One way of correcting this nation’s problem is dump all current politicians, select “none of the above” in next election. Campaign needed to be funded by public money to get minimize the influence of small group of money. They are partnered with politicians, ruining this country. Politicians are corrupt, taking money from bankers and judicial branch is clueless, all the way up to the Supreme Court. Founding fathers of this country would have mourned of this dreadful fight between parties and self serving individual politician. None of them deserve my vote.

Posted by ihk888 | Report as abusive

I’m fascinated by the statement “Social Security problem.” Until the government started robbing the people of their SS funds that they, the people, had put in through payroll deductions there was no “problem.” The problem is NOT SS. It is the greedy politicians who robbed the people. If they would have left it alone, the SS Trust Fund would have been worth trillions. Blame EVERY President from LBJ to BO. Blame EVERY Congress, both houses, both parties (Republican and Democrat). Blame the powers behind them,mostly the Big Bankers.

Posted by neahkahnie | Report as abusive

“Unfortunately that means making unpalatable choices, like opting for austerity and even tax hikes”….
or “selected default” :):):).

There are not many choices – complete default, hyperinflation, tax redistribution of wealth, or global war/revolutions. I would say a really progressiveness in tax is the easiest AND cheapest for investors way of resolving the mess, but somehow they don’t want to embrace it. It is better to pay 10% more in taxes than to witness stock market PERMANENTLY plunges 20-25%, for example.

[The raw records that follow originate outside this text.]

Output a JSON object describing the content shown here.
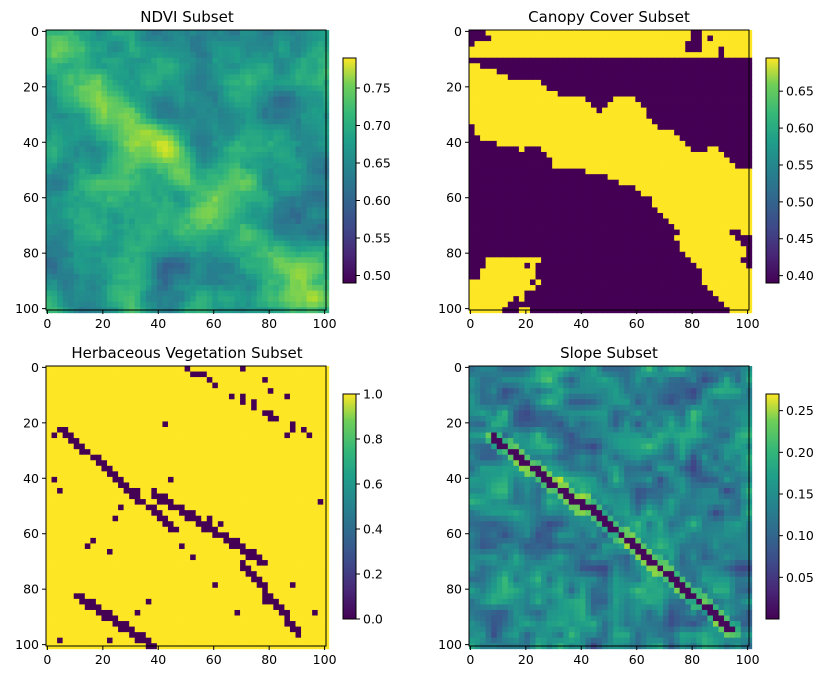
{
  "chart_data": [
    {
      "type": "heatmap",
      "title": "NDVI Subset",
      "grid_size": [
        101,
        101
      ],
      "xlim": [
        0,
        100
      ],
      "ylim": [
        100,
        0
      ],
      "x_ticks": [
        0,
        20,
        40,
        60,
        80,
        100
      ],
      "y_ticks": [
        0,
        20,
        40,
        60,
        80,
        100
      ],
      "colormap": "viridis",
      "color_range": [
        0.49,
        0.79
      ],
      "colorbar_ticks": [
        "0.50",
        "0.55",
        "0.60",
        "0.65",
        "0.70",
        "0.75"
      ],
      "colorbar_tick_values": [
        0.5,
        0.55,
        0.6,
        0.65,
        0.7,
        0.75
      ],
      "pattern": "continuous",
      "grid": false
    },
    {
      "type": "heatmap",
      "title": "Canopy Cover Subset",
      "grid_size": [
        101,
        101
      ],
      "xlim": [
        0,
        100
      ],
      "ylim": [
        100,
        0
      ],
      "x_ticks": [
        0,
        20,
        40,
        60,
        80,
        100
      ],
      "y_ticks": [
        0,
        20,
        40,
        60,
        80,
        100
      ],
      "colormap": "viridis",
      "color_range": [
        0.39,
        0.695
      ],
      "colorbar_ticks": [
        "0.40",
        "0.45",
        "0.50",
        "0.55",
        "0.60",
        "0.65"
      ],
      "colorbar_tick_values": [
        0.4,
        0.45,
        0.5,
        0.55,
        0.6,
        0.65
      ],
      "pattern": "binary",
      "grid": false
    },
    {
      "type": "heatmap",
      "title": "Herbaceous Vegetation Subset",
      "grid_size": [
        101,
        101
      ],
      "xlim": [
        0,
        100
      ],
      "ylim": [
        100,
        0
      ],
      "x_ticks": [
        0,
        20,
        40,
        60,
        80,
        100
      ],
      "y_ticks": [
        0,
        20,
        40,
        60,
        80,
        100
      ],
      "colormap": "viridis",
      "color_range": [
        0.0,
        1.0
      ],
      "colorbar_ticks": [
        "0.0",
        "0.2",
        "0.4",
        "0.6",
        "0.8",
        "1.0"
      ],
      "colorbar_tick_values": [
        0.0,
        0.2,
        0.4,
        0.6,
        0.8,
        1.0
      ],
      "pattern": "binary-lines",
      "grid": false
    },
    {
      "type": "heatmap",
      "title": "Slope Subset",
      "grid_size": [
        101,
        101
      ],
      "xlim": [
        0,
        100
      ],
      "ylim": [
        100,
        0
      ],
      "x_ticks": [
        0,
        20,
        40,
        60,
        80,
        100
      ],
      "y_ticks": [
        0,
        20,
        40,
        60,
        80,
        100
      ],
      "colormap": "viridis",
      "color_range": [
        0.0,
        0.27
      ],
      "colorbar_ticks": [
        "0.05",
        "0.10",
        "0.15",
        "0.20",
        "0.25"
      ],
      "colorbar_tick_values": [
        0.05,
        0.1,
        0.15,
        0.2,
        0.25
      ],
      "pattern": "smooth",
      "grid": false
    }
  ]
}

Posted by Ananke | Report as abusive

Why is no one asking the most obvious question?:
Why has consumer sentiment (which is driving the majority of the other economic variables) continued to decline in recent months?

It is pretty clear to me that US consumers have been constantly reminded of the Congressional impasse in regard to the US National Debt.
During all of this time ‘No News was in fact Bad News!’ Furthermore, we had to live with the ever-present knowledge that for the 1st time in US History our National Leaders were deliberately threatening to cause a grave economic crisis. Wow! That is how to start a recession when we least needed it!

Posted by HAP | Report as abusive

Agnes, Medicare is a far larger problem than Social Security, and far sooner. So lets’ have at least a small amount of journalistic integrity here….
Secondly, if unemployment would drop from 16% (total unemployment) to around 5%, much of the annual budget deficit would be wiped away, and you know it (or you should).
However, I do give you credit for naming a major problem – Hate, vitriol and extremists are the norm in Washington now-a-days, and that hasn’t helped confidence…

Posted by edgyinchina | Report as abusive

There are two ways to reduce deficits. You can spend less or you can increase revenues or you can do both. Why is everyone so terrified by taxes?

Posted by Ralphooo | Report as abusive

I think political paralysis is apt term used by author if last moment recent debt deal is kept in mind. In democratic set up the ability of negotiating in the best interest of the nation without wastage of much time & energy, of course after detailed meaningful discussion is a must acquired syndrome by any party.

Posted by vksaini | Report as abusive

A well written article – but touches only on one aspect of the reasons for deadlock.
A second reason is that no one has a clear plan.

The only out is a reverting to a fixed exchange rate regime and falling back to Gold as the current Bretton Woods II floating rate regime and fiat money and pegging to the Dollar days are ante-deluvian.